Cable revenue and cash flow have been growing in the mid-to-high single-digit percentage range for the past several quarters, and it is largely believed that the business is maturing. While there are still pockets of growth — like commercial services and high speed data — programming has been rising at a healthy clip for the last few quarters.

According to Comcast, its own cable networks have been growing operating cash flow by 10.6% annually since 2004. At NBCU, the growth rate is even better — 16.2% annually since 2004.

On the conference call, Burke said that while Comcast doesn't expect that growth rate to last forever, the company expects it to remain robust.

“Will the growth of these assets be the 15% or 16% that they've been over the last six years in the next five or six? Maybe not,” Burke said. “We're certainly not modeling 16% forever. Trees don't grow to the sky. But will these have very predictable, very stable, very nice growth rates? Our bet is they will.”

And that isn't all. With access to NBCU content, video-on-demand windows could shrink, Comcast's video-on-demand offerings could swell (Universal Pictures has 4,000 titles in its library), and new cable channels could be created. Comcast's own interactive advertising initiatives — through its participation in the Canoe consortium — could also spread across NBCU properties.

“This company's ability to reach target markets like women, or people interested in entertainment or news, is really unparalleled,” Burke said.

But executives were a little sketchier regarding other potential benefits of the deal, such as online programming availability and retransmission consent. NBCU is a one-third owner of Hulu, the online content site, and some analysts have speculated that it could merge with the industry's TV Everywhere concept of offering pay TV subscribers online access to programming.

Burke said on the call with reporters that, so far, NBCU has managed Hulu exactly as the cable company would have — offering mostly broadcast content on Hulu and sparingly offering cable content on their own channels' web sites. That could change after the deal is sealed, however.

“Once the deal is approved, we are going to want NBC Universal to continue to do what needs to be done to maximize its value of its content on the Internet,” Burke said on a conference call with reporters, adding that any decision to make Hulu a premium service is not Comcast's decision to make.

“We are not coming into this with any preconceived notions,” Burke added. “NBCU is a minority partner of Hulu.
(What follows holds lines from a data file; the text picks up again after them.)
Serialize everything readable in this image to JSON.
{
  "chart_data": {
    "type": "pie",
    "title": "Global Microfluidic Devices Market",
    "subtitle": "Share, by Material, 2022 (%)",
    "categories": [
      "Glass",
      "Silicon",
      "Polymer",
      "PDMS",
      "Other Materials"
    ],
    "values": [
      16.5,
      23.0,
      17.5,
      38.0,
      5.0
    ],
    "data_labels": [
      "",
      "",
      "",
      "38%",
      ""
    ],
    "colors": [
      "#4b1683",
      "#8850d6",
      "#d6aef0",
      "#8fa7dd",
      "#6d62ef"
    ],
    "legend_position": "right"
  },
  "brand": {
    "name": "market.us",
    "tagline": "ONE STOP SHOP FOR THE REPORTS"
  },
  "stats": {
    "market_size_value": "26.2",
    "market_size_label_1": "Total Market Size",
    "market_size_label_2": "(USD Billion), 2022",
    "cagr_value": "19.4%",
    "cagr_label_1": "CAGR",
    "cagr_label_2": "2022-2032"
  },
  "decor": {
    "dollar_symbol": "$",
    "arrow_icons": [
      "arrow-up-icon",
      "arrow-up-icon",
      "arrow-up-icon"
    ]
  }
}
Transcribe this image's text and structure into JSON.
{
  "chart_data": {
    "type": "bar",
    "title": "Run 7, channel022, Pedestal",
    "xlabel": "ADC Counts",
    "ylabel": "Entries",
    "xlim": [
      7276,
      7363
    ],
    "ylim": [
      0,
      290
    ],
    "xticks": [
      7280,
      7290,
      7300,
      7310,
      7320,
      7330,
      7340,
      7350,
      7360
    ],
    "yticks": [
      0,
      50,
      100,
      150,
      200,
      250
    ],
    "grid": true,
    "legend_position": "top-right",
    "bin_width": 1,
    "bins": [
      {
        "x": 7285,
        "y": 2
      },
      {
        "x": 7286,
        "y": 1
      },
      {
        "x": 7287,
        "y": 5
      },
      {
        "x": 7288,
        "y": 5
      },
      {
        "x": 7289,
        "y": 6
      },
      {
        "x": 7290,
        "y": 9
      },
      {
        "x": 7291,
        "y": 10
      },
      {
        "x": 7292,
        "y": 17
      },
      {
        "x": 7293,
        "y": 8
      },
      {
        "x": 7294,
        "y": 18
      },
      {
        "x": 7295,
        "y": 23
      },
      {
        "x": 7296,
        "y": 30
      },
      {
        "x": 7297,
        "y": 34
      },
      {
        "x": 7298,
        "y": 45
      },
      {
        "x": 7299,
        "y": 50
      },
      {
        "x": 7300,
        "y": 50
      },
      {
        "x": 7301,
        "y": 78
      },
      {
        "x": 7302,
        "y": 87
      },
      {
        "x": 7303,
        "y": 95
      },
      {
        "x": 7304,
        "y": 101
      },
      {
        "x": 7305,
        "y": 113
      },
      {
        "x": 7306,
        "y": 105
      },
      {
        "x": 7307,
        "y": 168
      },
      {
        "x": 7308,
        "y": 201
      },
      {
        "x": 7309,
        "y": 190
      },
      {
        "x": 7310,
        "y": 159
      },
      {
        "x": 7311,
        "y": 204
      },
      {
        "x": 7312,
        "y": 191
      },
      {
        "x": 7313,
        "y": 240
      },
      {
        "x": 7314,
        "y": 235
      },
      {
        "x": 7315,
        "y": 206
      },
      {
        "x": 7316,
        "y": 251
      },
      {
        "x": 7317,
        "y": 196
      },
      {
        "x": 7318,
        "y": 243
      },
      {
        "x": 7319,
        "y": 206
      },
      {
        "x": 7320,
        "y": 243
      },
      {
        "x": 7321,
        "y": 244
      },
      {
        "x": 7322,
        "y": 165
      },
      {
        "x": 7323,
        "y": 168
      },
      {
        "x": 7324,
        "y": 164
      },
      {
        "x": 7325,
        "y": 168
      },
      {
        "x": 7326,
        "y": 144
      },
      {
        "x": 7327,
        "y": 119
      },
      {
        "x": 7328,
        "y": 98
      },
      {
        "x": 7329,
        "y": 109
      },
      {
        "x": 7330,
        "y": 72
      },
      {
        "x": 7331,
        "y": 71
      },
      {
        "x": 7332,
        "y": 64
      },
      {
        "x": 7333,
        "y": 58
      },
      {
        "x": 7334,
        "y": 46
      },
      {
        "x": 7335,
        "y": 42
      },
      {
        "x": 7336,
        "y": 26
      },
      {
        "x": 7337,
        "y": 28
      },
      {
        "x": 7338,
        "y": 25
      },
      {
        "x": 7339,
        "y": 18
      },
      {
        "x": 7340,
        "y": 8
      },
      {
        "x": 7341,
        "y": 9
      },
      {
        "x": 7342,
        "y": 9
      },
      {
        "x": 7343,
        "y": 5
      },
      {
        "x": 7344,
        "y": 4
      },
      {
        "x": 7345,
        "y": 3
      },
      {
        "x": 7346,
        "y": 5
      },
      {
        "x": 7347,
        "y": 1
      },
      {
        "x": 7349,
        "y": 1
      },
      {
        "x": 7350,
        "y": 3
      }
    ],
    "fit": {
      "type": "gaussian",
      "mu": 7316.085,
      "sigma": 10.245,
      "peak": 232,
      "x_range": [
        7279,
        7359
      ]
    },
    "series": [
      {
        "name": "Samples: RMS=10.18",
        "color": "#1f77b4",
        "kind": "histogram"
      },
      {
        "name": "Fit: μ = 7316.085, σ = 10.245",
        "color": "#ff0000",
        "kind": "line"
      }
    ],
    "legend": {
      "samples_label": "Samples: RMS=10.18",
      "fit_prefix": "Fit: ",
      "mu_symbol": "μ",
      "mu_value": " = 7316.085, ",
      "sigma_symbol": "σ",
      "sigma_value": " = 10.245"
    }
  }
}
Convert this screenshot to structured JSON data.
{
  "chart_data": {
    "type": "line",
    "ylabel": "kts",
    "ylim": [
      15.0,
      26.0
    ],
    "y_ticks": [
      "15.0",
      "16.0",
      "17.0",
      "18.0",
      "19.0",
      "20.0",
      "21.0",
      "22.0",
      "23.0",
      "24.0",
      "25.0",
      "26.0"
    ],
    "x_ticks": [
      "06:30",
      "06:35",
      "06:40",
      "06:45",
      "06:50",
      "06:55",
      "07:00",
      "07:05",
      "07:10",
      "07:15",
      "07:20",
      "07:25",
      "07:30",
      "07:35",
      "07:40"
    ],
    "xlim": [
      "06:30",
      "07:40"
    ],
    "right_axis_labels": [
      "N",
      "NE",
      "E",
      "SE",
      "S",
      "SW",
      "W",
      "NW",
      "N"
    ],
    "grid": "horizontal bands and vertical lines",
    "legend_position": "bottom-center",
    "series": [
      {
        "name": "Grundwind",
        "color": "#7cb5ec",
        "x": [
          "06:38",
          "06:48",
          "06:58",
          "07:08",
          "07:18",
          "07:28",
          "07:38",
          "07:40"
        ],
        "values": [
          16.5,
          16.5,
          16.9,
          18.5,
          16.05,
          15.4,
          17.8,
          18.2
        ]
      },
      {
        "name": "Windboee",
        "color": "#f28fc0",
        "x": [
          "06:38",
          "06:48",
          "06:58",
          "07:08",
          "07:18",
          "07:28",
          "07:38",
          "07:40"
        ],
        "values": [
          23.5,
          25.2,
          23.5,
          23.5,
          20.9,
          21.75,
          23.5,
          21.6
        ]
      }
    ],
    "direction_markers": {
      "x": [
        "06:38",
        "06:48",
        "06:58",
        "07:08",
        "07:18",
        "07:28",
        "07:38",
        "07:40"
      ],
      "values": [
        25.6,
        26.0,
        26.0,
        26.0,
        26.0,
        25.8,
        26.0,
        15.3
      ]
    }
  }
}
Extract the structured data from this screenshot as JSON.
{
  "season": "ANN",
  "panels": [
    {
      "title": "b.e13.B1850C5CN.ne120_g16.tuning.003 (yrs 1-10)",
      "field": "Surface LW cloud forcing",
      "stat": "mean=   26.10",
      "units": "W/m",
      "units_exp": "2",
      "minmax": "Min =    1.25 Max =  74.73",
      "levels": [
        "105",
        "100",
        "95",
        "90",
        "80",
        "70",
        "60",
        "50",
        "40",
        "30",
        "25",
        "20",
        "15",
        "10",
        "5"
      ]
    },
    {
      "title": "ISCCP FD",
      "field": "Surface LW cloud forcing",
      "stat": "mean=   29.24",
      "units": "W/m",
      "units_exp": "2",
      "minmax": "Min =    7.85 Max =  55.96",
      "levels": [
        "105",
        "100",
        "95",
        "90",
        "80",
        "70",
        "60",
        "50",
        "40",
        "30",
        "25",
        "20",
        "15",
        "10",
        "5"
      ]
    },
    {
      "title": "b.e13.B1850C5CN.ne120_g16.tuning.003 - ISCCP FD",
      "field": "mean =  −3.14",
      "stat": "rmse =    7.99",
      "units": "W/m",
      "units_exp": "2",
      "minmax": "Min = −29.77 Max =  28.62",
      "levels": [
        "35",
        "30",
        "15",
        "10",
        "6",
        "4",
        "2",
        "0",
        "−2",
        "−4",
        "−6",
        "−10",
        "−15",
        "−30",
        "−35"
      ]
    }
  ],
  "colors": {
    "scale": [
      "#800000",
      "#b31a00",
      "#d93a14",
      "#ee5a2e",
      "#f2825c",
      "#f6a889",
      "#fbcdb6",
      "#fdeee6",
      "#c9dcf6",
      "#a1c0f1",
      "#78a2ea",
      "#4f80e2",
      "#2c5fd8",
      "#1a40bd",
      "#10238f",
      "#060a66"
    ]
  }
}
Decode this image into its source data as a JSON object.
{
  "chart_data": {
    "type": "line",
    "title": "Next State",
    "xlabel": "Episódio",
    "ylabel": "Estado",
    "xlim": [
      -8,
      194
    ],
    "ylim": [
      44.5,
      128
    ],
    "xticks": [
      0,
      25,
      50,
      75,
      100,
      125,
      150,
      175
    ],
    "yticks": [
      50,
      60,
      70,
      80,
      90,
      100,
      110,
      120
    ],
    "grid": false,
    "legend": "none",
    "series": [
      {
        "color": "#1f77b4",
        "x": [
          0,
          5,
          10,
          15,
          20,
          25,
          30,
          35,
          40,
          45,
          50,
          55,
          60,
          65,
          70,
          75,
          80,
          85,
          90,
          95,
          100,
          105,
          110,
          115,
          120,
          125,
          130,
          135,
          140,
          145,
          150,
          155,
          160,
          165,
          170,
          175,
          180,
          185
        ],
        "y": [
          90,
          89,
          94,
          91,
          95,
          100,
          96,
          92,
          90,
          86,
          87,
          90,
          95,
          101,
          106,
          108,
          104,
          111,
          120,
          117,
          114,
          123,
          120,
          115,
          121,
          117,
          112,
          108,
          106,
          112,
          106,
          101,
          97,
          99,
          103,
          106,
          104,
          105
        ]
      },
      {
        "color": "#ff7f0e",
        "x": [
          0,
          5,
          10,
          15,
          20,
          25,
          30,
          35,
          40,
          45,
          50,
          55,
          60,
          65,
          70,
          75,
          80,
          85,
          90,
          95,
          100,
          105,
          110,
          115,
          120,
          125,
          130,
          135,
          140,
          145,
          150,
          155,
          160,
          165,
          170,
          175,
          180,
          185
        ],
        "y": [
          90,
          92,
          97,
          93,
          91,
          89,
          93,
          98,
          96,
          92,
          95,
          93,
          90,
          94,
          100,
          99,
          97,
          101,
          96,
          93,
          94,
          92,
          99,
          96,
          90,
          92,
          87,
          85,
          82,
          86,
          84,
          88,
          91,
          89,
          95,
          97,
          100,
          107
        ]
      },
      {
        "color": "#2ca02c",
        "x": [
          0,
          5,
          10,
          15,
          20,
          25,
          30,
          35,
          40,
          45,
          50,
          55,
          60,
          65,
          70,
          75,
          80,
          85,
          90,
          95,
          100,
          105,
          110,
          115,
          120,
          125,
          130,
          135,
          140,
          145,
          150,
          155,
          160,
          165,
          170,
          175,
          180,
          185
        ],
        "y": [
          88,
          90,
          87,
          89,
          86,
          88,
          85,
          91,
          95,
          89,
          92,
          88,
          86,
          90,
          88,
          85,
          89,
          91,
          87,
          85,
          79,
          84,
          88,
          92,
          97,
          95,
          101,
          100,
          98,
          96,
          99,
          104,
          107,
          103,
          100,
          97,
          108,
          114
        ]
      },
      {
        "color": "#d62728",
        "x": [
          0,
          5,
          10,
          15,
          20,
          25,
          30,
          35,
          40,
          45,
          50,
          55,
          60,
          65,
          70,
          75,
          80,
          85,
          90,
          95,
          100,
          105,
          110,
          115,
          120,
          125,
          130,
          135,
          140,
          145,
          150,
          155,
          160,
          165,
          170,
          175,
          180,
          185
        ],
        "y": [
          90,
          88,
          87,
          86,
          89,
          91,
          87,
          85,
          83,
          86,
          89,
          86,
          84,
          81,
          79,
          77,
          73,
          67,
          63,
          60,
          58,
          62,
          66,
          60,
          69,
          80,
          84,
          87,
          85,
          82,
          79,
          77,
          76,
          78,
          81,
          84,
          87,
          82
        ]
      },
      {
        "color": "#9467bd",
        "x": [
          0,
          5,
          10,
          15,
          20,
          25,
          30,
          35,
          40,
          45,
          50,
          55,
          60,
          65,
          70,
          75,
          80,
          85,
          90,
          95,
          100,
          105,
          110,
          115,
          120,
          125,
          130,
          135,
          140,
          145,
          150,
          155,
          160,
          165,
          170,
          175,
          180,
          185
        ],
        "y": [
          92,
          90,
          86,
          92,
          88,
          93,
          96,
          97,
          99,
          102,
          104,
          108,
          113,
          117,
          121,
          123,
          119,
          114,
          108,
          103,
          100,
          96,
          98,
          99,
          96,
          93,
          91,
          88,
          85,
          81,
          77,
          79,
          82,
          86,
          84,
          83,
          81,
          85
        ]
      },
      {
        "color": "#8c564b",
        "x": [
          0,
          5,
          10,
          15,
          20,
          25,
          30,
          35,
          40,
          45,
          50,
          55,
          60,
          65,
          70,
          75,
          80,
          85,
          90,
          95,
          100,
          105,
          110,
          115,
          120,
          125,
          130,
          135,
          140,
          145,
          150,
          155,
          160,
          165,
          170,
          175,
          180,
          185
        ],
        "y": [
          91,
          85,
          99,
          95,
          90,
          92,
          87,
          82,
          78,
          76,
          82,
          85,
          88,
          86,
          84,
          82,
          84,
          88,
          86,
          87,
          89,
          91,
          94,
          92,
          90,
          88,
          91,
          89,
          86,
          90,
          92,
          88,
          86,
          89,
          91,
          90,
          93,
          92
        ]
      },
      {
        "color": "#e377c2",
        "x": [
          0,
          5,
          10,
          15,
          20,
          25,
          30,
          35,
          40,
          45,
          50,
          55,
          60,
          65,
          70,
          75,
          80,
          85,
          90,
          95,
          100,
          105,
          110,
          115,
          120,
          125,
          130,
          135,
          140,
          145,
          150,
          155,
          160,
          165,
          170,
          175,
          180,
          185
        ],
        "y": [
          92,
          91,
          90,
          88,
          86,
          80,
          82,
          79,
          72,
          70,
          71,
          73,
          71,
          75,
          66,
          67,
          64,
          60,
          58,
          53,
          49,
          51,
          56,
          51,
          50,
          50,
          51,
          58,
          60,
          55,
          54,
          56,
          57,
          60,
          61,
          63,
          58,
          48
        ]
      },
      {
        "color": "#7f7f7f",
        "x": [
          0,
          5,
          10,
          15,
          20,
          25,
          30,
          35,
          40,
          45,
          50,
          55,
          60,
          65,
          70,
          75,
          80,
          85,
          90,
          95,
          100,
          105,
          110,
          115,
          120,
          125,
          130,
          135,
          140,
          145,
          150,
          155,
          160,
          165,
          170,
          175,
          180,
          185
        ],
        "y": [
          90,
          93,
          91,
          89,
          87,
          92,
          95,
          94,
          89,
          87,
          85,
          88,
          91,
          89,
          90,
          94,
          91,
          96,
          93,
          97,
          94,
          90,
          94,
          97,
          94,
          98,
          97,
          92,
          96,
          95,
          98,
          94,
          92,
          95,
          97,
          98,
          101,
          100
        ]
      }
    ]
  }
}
We hope they will continue to run Hulu successfully because it is an important asset. For the next year, those are their decisions. I actually think TV Everywhere and Hulu are very complimentary. I would anticipate for the foreseeable future there would be a place for both.”

Roberts was somewhat vague regarding retransmission-consent plans. Through the deal, the joint venture will own 26 TV stations — 10 NBC owned-and-operated stations and 16 Telemundo O&O's — all of which have the opportunity to seek cash for retrans consent. Even NBC has reportedly been asking for retrans money for the network.

“The broadcast business has been talking about retransmission consent fees for a while, value has been getting conveyed for a while,” Roberts said. “Historically, that has been creating cable channels for a number of the broadcast companies, [and] NBC is very much included in that. It continues to evolve and will be part of the business as it goes forward and probably a more meaningful part of the business.

“I think we have an opportunity by being in both businesses to help find constructive solutions to allow the broadcast business to thrive and to grow and to continue to invest in the highest class of programming that it does,” he added. “And we are still a cable operator that is trying to manage its costs. I think the two are going to work well together.”

But that is an issue for next year, when Comcast is expected to receive regulatory approval for the deal. Until then, Roberts can bask in the satisfaction of finally landing the deal he always wanted.